Сын, много читавший о холокосте, попросил у меня невероятный подарок: устроить встречу с этим свидетелем бес­человечности.

 

Русские друзья, историки, журналисты помогли в поисках советского офицера, вошедшего в ворота Освенцима 27 января 1945 года. Василию Яковлеви­чу Петренко тогда было уже 90 лет. Прикованный к постели, он жил в Москве один в маленькой квартире; каждые два дня к нему приходил соцработник.

Встреча пришлась на жаркий летний день. Василий Яковле­вич с трудом сел, каждое дви­жение было ему тяжело. Блед­ное лицо глубокого старика; но когда начал рассказывать о тех событиях, разволновался, глаза сверкали. Рядом на стуле висел офицерский китель с боевыми наградами. «Тебе повезло, па­рень: ты застал свидетеля худ­ших дел человечества, — сказал он, прежде чем мы успели его поблагодарить. — А для меня большая честь видеть молодого иностранца, который добрался сюда, чтобы со мной встретить­ся».

Он стал рассказывать о сво­ей жизни. Мы боялись дышать. Один из шестерых детей в укра­инской семье. Четверо братьев и сестер погибли во время ре­волюции и гражданской войны. Самый младший брат, Степан, погиб на фронте в 1943-м. Служ­ба в Красной армии, война... Не­смотря на молодость, Василий получает чин полковника. Ране­ния, госпиталь. И снова фронт. За форсирование Днепра полу­чил высшую награду, которую часто давали посмертно. Васи­лий Петренко — Герой Совет­ского Союза.
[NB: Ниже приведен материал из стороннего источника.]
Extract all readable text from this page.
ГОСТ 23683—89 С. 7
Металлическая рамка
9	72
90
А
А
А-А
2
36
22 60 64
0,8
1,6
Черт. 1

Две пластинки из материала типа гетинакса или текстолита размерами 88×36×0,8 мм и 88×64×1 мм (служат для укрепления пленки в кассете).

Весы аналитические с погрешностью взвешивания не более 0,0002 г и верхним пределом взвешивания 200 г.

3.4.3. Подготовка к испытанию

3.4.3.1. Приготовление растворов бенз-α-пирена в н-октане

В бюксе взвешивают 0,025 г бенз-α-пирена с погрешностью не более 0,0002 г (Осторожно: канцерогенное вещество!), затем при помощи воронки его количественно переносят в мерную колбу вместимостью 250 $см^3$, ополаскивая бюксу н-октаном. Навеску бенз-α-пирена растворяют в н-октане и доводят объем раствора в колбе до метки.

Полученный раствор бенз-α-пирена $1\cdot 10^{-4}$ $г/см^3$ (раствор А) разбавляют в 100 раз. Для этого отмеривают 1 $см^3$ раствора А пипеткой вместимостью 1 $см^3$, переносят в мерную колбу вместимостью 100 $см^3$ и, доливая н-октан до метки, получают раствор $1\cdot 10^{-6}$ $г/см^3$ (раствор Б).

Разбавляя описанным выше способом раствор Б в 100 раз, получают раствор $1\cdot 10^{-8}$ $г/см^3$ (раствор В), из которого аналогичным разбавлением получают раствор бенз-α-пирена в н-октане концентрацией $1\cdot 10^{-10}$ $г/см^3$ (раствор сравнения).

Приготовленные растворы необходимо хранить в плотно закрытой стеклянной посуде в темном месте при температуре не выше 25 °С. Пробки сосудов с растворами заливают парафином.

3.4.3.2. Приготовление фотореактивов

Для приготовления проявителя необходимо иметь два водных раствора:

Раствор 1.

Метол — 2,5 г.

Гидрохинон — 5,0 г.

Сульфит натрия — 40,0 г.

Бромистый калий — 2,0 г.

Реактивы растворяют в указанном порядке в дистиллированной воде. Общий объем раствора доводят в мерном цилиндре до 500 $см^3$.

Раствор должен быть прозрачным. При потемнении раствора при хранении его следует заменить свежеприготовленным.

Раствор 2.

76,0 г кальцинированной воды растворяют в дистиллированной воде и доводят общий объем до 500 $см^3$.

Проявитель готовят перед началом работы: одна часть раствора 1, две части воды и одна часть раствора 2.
В январе 1945 года полковник Петренко (ему было тридцать три) командовал 107-й стрелко­вой дивизией, пробивался через Польшу на запад под артобстре­лом и бомбежками. «26 января, — говорит ветеран, — на связь вышел наш разведчик.

ОН С УЖАСОМ КРИЧАЛ В ТРУБКУ: «ЧТО ЖЕ ЭТО ТАКОЕ?! ОГРОМНАЯ ТЕРРИТОРИЯ, БАРАКИ, ЖИВЫЕ СКЕЛЕТЫ... НАМ НУЖНЫ ВРАЧИ, ВРАЧИ, ВРАЧИ! СРОЧНО ВРАЧЕЙ!»

На нашей военной карте Освенцим был обозначен как «опорный пункт» немцев. Боль­ше никаких деталей. Я прыгнул в первую же машину и подъехал к воротам.

Было удивительно тихо. Пахло гарью. За колючей проволокой — горы трупов. Несколько вы­живших заключенных — кожа да кости — вышли из ба­раков. У ворот еле стоял высокий тощий человек; думаю, моего возраста, хотя казался глубоким стариком. Он не говорил ни слова, только еле-еле хлопал в ладоши, это он благодарил нас. Оказал­ся бельгийцем. Я тогда даже записал его имя. Это было... Это было...»

Василий Яковлевич за­молчал, не мог говорить. В московской квартире по­висла долгая тишина. Пе­ред мальчиком-иностран­цем плакал генерал-лей­тенант, Герой Советского Союза. Плакал беззвучно, слезы текли, лицо дрожало, и он смотрел нам в глаза... Потом взял себя в руки, не сразу справился с голосом, и рассказывал дальше. (Мы заранее приготовили вопросы, но они не понадобились.)

Петренко сказал, что после во­йны искал в архивах, изучал ме­муары советских и зарубежных военачальников (включая Пат­тона и Монтгомери) ради одного принципиально важного вопро­са. Он хотел понять: знали во вре­мя войны эти стратеги о концла­герях или нет?

«Я понял, что Генштабу было известно про Освенцим. Но его освобождение ни для нашей ар­мии, ни для союзников не имело значения. Мы попали туда, ниче­го не зная. Почти случайно».

Это открытие так потрясло Пе­тренко, что он посвятил большую часть жизни изучению и защите памяти о холокосте. Идея сде­лать 27 января международным днем памяти — это его идея...

И вот 27 января 2015 года поль­ский президент пригласил немец­ких, австрийских, украинских, французских и других коллег на место преступления против че­ловечности. Была приглашена и президент Швейцарии. Но пре­зидента России не пригласили. Представитель народа, который понес наибольшие жертвы, пере­жил наибольшие страдания и ко­торый освободил лагерь, пригла­шен не был. Россию просто вы­черкнули из этой истории. Но где были 27 января 1945 советские солдаты, мы точно знаем. А где, извините, были швейцарские? О других и не говорю. Польский ми­нистр вдобавок сказал, что «Ауш­виц был освобожден украинской армией»...

В 107-й стрелковой дивизии полковника Петренко сражались представители многих нацио­нальностей. В том числе украин­цы, но большинство русских. Но разве дело в национальности? Дело в том, за что и против чего они сражались.

 

Слушая выступления евро­пейских лидеров, видя на экране телевизора лица президентов, стоящих в воротах лагеря смерти, я думал о Василии Петренко. Его взяли в заложники. Историю, са­мую страшную и священную, взя­ли в заложники. И я порадовался тому, что Василий Яковлевич по­кинул сей мир, не увидев этой подлости.